Travel+Leisure Co. (NYSE:TNL) stands out in the leisure and hospitality sector, a competitive industry that includes giants like Marriott International and Hilton Worldwide. TNL, with its focus on vacation ownership, exchanges, and rentals, offers a unique value proposition by providing high-quality vacation experiences across a broad portfolio of brands. This distinct market positioning, coupled with strategic growth initiatives, likely contributes to the company's strong growth forecast of 41.45%.

The recent performance of TNL's stock reflects a dynamic market environment. The modest gain of approximately 3.02% over the last 30 days, despite a slight decline of about 2.98% in the past 10 days, suggests that TNL is navigating through market fluctuations effectively. This short-term decline could indeed represent a buying opportunity for investors, especially considering the stock's strong growth potential and the recent touch on a local minimum, hinting at a potentially undervalued status.

The Piotroski score of 8 is particularly noteworthy.

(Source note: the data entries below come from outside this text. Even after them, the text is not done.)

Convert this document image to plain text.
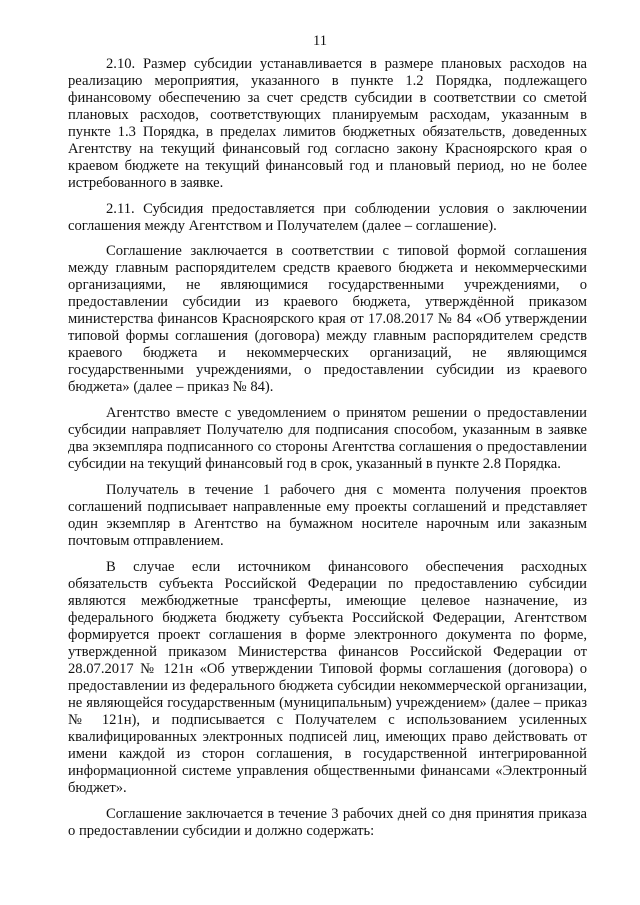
11

2.10. Размер субсидии устанавливается в размере плановых расходов на реализацию мероприятия, указанного в пункте 1.2 Порядка, подлежащего финансовому обеспечению за счет средств субсидии в соответствии со сметой плановых расходов, соответствующих планируемым расходам, указанным в пункте 1.3 Порядка, в пределах лимитов бюджетных обязательств, доведенных Агентству на текущий финансовый год согласно закону Красноярского края о краевом бюджете на текущий финансовый год и плановый период, но не более истребованного в заявке.

2.11. Субсидия предоставляется при соблюдении условия о заключении соглашения между Агентством и Получателем (далее – соглашение).

Соглашение заключается в соответствии с типовой формой соглашения между главным распорядителем средств краевого бюджета и некоммерческими организациями, не являющимися государственными учреждениями, о предоставлении субсидии из краевого бюджета, утверждённой приказом министерства финансов Красноярского края от 17.08.2017 № 84 «Об утверждении типовой формы соглашения (договора) между главным распорядителем средств краевого бюджета и некоммерческих организаций, не являющимся государственными учреждениями, о предоставлении субсидии из краевого бюджета» (далее – приказ № 84).

Агентство вместе с уведомлением о принятом решении о предоставлении субсидии направляет Получателю для подписания способом, указанным в заявке два экземпляра подписанного со стороны Агентства соглашения о предоставлении субсидии на текущий финансовый год в срок, указанный в пункте 2.8 Порядка.

Получатель в течение 1 рабочего дня с момента получения проектов соглашений подписывает направленные ему проекты соглашений и представляет один экземпляр в Агентство на бумажном носителе нарочным или заказным почтовым отправлением.

В случае если источником финансового обеспечения расходных обязательств субъекта Российской Федерации по предоставлению субсидии являются межбюджетные трансферты, имеющие целевое назначение, из федерального бюджета бюджету субъекта Российской Федерации, Агентством формируется проект соглашения в форме электронного документа по форме, утвержденной приказом Министерства финансов Российской Федерации от 28.07.2017 № 121н «Об утверждении Типовой формы соглашения (договора) о предоставлении из федерального бюджета субсидии некоммерческой организации, не являющейся государственным (муниципальным) учреждением» (далее – приказ № 121н), и подписывается с Получателем с использованием усиленных квалифицированных электронных подписей лиц, имеющих право действовать от имени каждой из сторон соглашения, в государственной интегрированной информационной системе управления общественными финансами «Электронный бюджет».

Соглашение заключается в течение 3 рабочих дней со дня принятия приказа о предоставлении субсидии и должно содержать:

This high score indicates that Travel+Leisure Co. is financially healthy, with strong operational metrics. For investors, a high Piotroski score is often a green flag, signaling that the company has solid fundamentals, which could reduce the risk of investment and increase the likelihood of stock performance outpacing the market.

Furthermore, the target price of $60.4 suggests that analysts see considerable upside potential for TNL. This target, combined with the company's current undervalued position, presents a compelling case for investment. The potential for significant returns, alongside the company's financial strength and growth prospects, makes TNL an attractive option for those looking to invest in the leisure and hospitality sector.

In essence, Travel+Leisure Co. (NYSE:TNL) embodies a promising investment opportunity, balancing short-term market movements with robust growth forecasts and financial health. Its unique position in the leisure and hospitality industry, coupled with strategic initiatives and a strong market outlook, positions TNL as a noteworthy stock for investors' consideration.